I spent a great day on Saturday, 29 May, visiting a variety of parks in Orange County and Rockland County in downstate New York with a fellow Queens birder, Seth, and a Rockland County birder, Gene. Though, really, to call either of them “birder” doesn’t give a complete picture of what they are about considering the diverse array of life forms that pique their interest. Over the course of the day we looked at birds and plants and dragonflies and reptiles and mammals and butterflies and amphibians and more but a single blog post could not contain the images I got of all of those things. This post, therefore, is focused on just insects, which are, of course, ridiculously diverse. If you want to see the reptiles and amphibians from the trip, well, just click here, and if you want to see birds from the trip, click here.

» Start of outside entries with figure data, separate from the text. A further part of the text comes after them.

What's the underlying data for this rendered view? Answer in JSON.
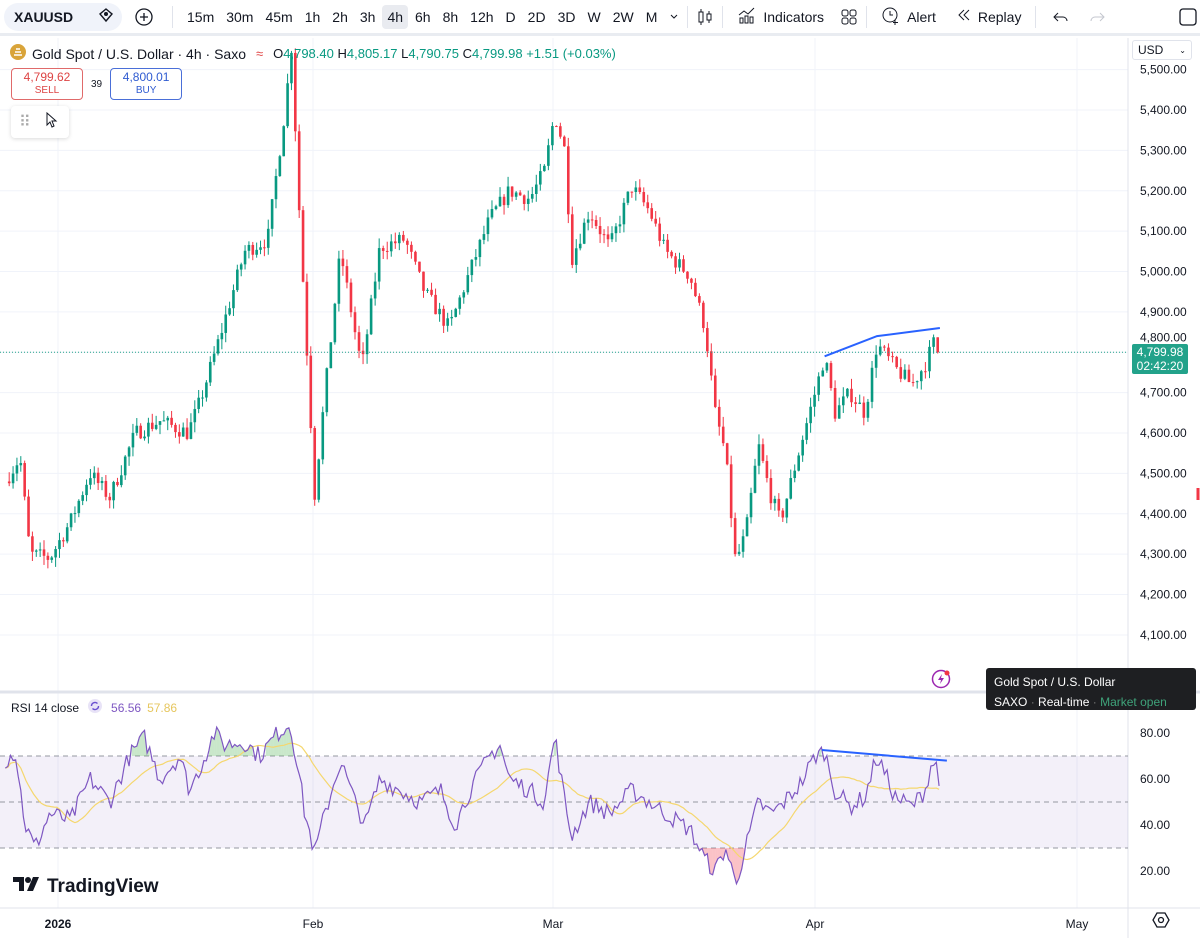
{
  "toolbar": {
    "symbol": "XAUUSD",
    "timeframes": [
      "15m",
      "30m",
      "45m",
      "1h",
      "2h",
      "3h",
      "4h",
      "6h",
      "8h",
      "12h",
      "D",
      "2D",
      "3D",
      "W",
      "2W",
      "M"
    ],
    "active_timeframe": "4h",
    "indicators_label": "Indicators",
    "alert_label": "Alert",
    "replay_label": "Replay"
  },
  "legend": {
    "title": "Gold Spot / U.S. Dollar · 4h · Saxo",
    "o_label": "O",
    "o": "4,798.40",
    "h_label": "H",
    "h": "4,805.17",
    "l_label": "L",
    "l": "4,790.75",
    "c_label": "C",
    "c": "4,799.98",
    "change": "+1.51 (+0.03%)"
  },
  "trade": {
    "sell_price": "4,799.62",
    "sell_label": "SELL",
    "spread": "39",
    "buy_price": "4,800.01",
    "buy_label": "BUY"
  },
  "price_axis": {
    "currency": "USD",
    "last_price": "4,799.98",
    "countdown": "02:42:20"
  },
  "tooltip": {
    "title": "Gold Spot / U.S. Dollar",
    "exchange": "SAXO",
    "feed": "Real-time",
    "status": "Market open"
  },
  "rsi_legend": {
    "label": "RSI 14 close",
    "value": "56.56",
    "ma_value": "57.86"
  },
  "brand": "TradingView",
  "colors": {
    "up": "#089981",
    "down": "#f23645",
    "rsi": "#7e57c2",
    "rsi_ma": "#f5d76e",
    "drawing": "#2962ff",
    "last": "#22a28a"
  },
  "chart_data": {
    "type": "candlestick",
    "title": "Gold Spot / U.S. Dollar · 4h · Saxo",
    "x_unit": "days since 2026-01-01",
    "x_ticks": [
      {
        "label": "2026",
        "day": 0
      },
      {
        "label": "Feb",
        "day": 31
      },
      {
        "label": "Mar",
        "day": 59
      },
      {
        "label": "Apr",
        "day": 90
      },
      {
        "label": "May",
        "day": 120
      }
    ],
    "y_ticks": [
      4100,
      4200,
      4300,
      4400,
      4500,
      4600,
      4700,
      4800,
      4900,
      5000,
      5100,
      5200,
      5300,
      5400,
      5500
    ],
    "y_tick_labels": [
      "4,100.00",
      "4,200.00",
      "4,300.00",
      "4,400.00",
      "4,500.00",
      "4,600.00",
      "4,700.00",
      "4,800.00",
      "4,900.00",
      "5,000.00",
      "5,100.00",
      "5,200.00",
      "5,300.00",
      "5,400.00",
      "5,500.00"
    ],
    "ylim": [
      4000,
      5560
    ],
    "price_path": [
      [
        -6.4,
        4480
      ],
      [
        -4.6,
        4540
      ],
      [
        -3.4,
        4300
      ],
      [
        -1,
        4290
      ],
      [
        1.5,
        4380
      ],
      [
        3.9,
        4500
      ],
      [
        6.3,
        4440
      ],
      [
        9.4,
        4600
      ],
      [
        12.4,
        4630
      ],
      [
        15.8,
        4600
      ],
      [
        17.3,
        4680
      ],
      [
        19.7,
        4840
      ],
      [
        22.7,
        5050
      ],
      [
        25.5,
        5080
      ],
      [
        27.6,
        5400
      ],
      [
        28.4,
        5560
      ],
      [
        29.2,
        5200
      ],
      [
        30,
        4900
      ],
      [
        31.2,
        4450
      ],
      [
        32.4,
        4700
      ],
      [
        34.2,
        5050
      ],
      [
        35.9,
        4850
      ],
      [
        36.7,
        4760
      ],
      [
        38.8,
        5060
      ],
      [
        41.7,
        5080
      ],
      [
        44,
        4950
      ],
      [
        46.9,
        4860
      ],
      [
        49.3,
        5000
      ],
      [
        51.6,
        5130
      ],
      [
        53.9,
        5200
      ],
      [
        56.3,
        5180
      ],
      [
        58,
        5250
      ],
      [
        59.2,
        5390
      ],
      [
        60.4,
        5300
      ],
      [
        61.2,
        5030
      ],
      [
        63.3,
        5150
      ],
      [
        65.7,
        5060
      ],
      [
        68.3,
        5210
      ],
      [
        70.4,
        5150
      ],
      [
        72.3,
        5050
      ],
      [
        75.2,
        4990
      ],
      [
        77,
        4860
      ],
      [
        78.2,
        4650
      ],
      [
        79.4,
        4550
      ],
      [
        80.6,
        4280
      ],
      [
        81.8,
        4350
      ],
      [
        83.3,
        4570
      ],
      [
        84.7,
        4450
      ],
      [
        85.9,
        4380
      ],
      [
        88.3,
        4570
      ],
      [
        90,
        4700
      ],
      [
        91.1,
        4790
      ],
      [
        92.3,
        4650
      ],
      [
        94,
        4700
      ],
      [
        95.7,
        4650
      ],
      [
        97.1,
        4820
      ],
      [
        99.2,
        4760
      ],
      [
        101.1,
        4720
      ],
      [
        102.6,
        4770
      ],
      [
        103.7,
        4830
      ],
      [
        104.3,
        4800
      ]
    ],
    "last_close": 4799.98,
    "price_trendline": [
      [
        91.1,
        4790
      ],
      [
        97.1,
        4840
      ],
      [
        104.3,
        4860
      ]
    ],
    "rsi": {
      "ylim": [
        10,
        90
      ],
      "y_ticks": [
        20,
        40,
        60,
        80
      ],
      "y_tick_labels": [
        "20.00",
        "40.00",
        "60.00",
        "80.00"
      ],
      "bands": [
        30,
        50,
        70
      ],
      "path": [
        [
          -6.4,
          68
        ],
        [
          -5.2,
          72
        ],
        [
          -4,
          40
        ],
        [
          -2.8,
          30
        ],
        [
          -1,
          45
        ],
        [
          1.5,
          42
        ],
        [
          3.9,
          60
        ],
        [
          6.3,
          50
        ],
        [
          8.7,
          70
        ],
        [
          10.5,
          78
        ],
        [
          12.4,
          60
        ],
        [
          14.8,
          70
        ],
        [
          16,
          55
        ],
        [
          17.3,
          65
        ],
        [
          19,
          80
        ],
        [
          20.2,
          75
        ],
        [
          22.7,
          76
        ],
        [
          24.5,
          70
        ],
        [
          26.7,
          80
        ],
        [
          28.2,
          84
        ],
        [
          29.2,
          65
        ],
        [
          30,
          45
        ],
        [
          31.2,
          28
        ],
        [
          32.4,
          45
        ],
        [
          34.2,
          68
        ],
        [
          35.9,
          50
        ],
        [
          37.1,
          40
        ],
        [
          38.8,
          60
        ],
        [
          41.2,
          55
        ],
        [
          43.5,
          50
        ],
        [
          45.9,
          55
        ],
        [
          47.6,
          40
        ],
        [
          49.3,
          55
        ],
        [
          51.6,
          70
        ],
        [
          52.8,
          75
        ],
        [
          53.9,
          60
        ],
        [
          56.3,
          55
        ],
        [
          58,
          50
        ],
        [
          59.2,
          79
        ],
        [
          60.4,
          50
        ],
        [
          61.2,
          35
        ],
        [
          63.3,
          50
        ],
        [
          65.7,
          45
        ],
        [
          68.3,
          55
        ],
        [
          70.4,
          50
        ],
        [
          72.3,
          45
        ],
        [
          75.2,
          38
        ],
        [
          77,
          25
        ],
        [
          78.2,
          20
        ],
        [
          79.4,
          30
        ],
        [
          80.6,
          15
        ],
        [
          81.8,
          30
        ],
        [
          83.3,
          50
        ],
        [
          84.7,
          45
        ],
        [
          85.9,
          48
        ],
        [
          88.3,
          58
        ],
        [
          90,
          70
        ],
        [
          91.1,
          72
        ],
        [
          92.3,
          55
        ],
        [
          94,
          48
        ],
        [
          95.7,
          52
        ],
        [
          97.1,
          70
        ],
        [
          99.2,
          52
        ],
        [
          101.1,
          48
        ],
        [
          102.6,
          55
        ],
        [
          103.4,
          68
        ],
        [
          104,
          65
        ],
        [
          104.3,
          57
        ]
      ],
      "trendline": [
        [
          90.8,
          72.6
        ],
        [
          105.1,
          68
        ]
      ]
    }
  }
}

I am indebted to Patrick and Karlo and Steve who all helped me identify these insects. Birds are difficult enough; when it comes to bugs I tend to try to get pictures and identify them later with field guides in hand. I was pleasantly surprised when I managed to identify a couple of relatively difficult butterflies on my own and even more pleased to find the wasp I was trying to identify in the Kaufman Field Guide to Insects of North America, though, of course, and somehow not surprisingly, it turned out to be not a wasp but a fly.
Enough explaining how this birder managed to identify bugs; it’s time for the pictures!
Dreamy Duskywing Erynnis brizo
one of North America’s fifty or so Mydas flies, Mydas tibialis
Red-spotted Purple Limenitis arthemis
Arrowhead Spiketail Cordulegaster obliqua
Peck’s Skipper Polites peckius
Blackberry Looper Moth Chlorochlamys chloroleucaria
Great pictures of bird food!
I once spent hours trying to identify a dragonfly only to discover it was something called an Antlion. Good to have ode- and lep- and other-insect-wise birding colleagues.
Nice shots, and even better you identified the little buggers! I’m spending more and more time looking at leps and odes, and all the creepy-crawlies, but am having an awful time classifying them.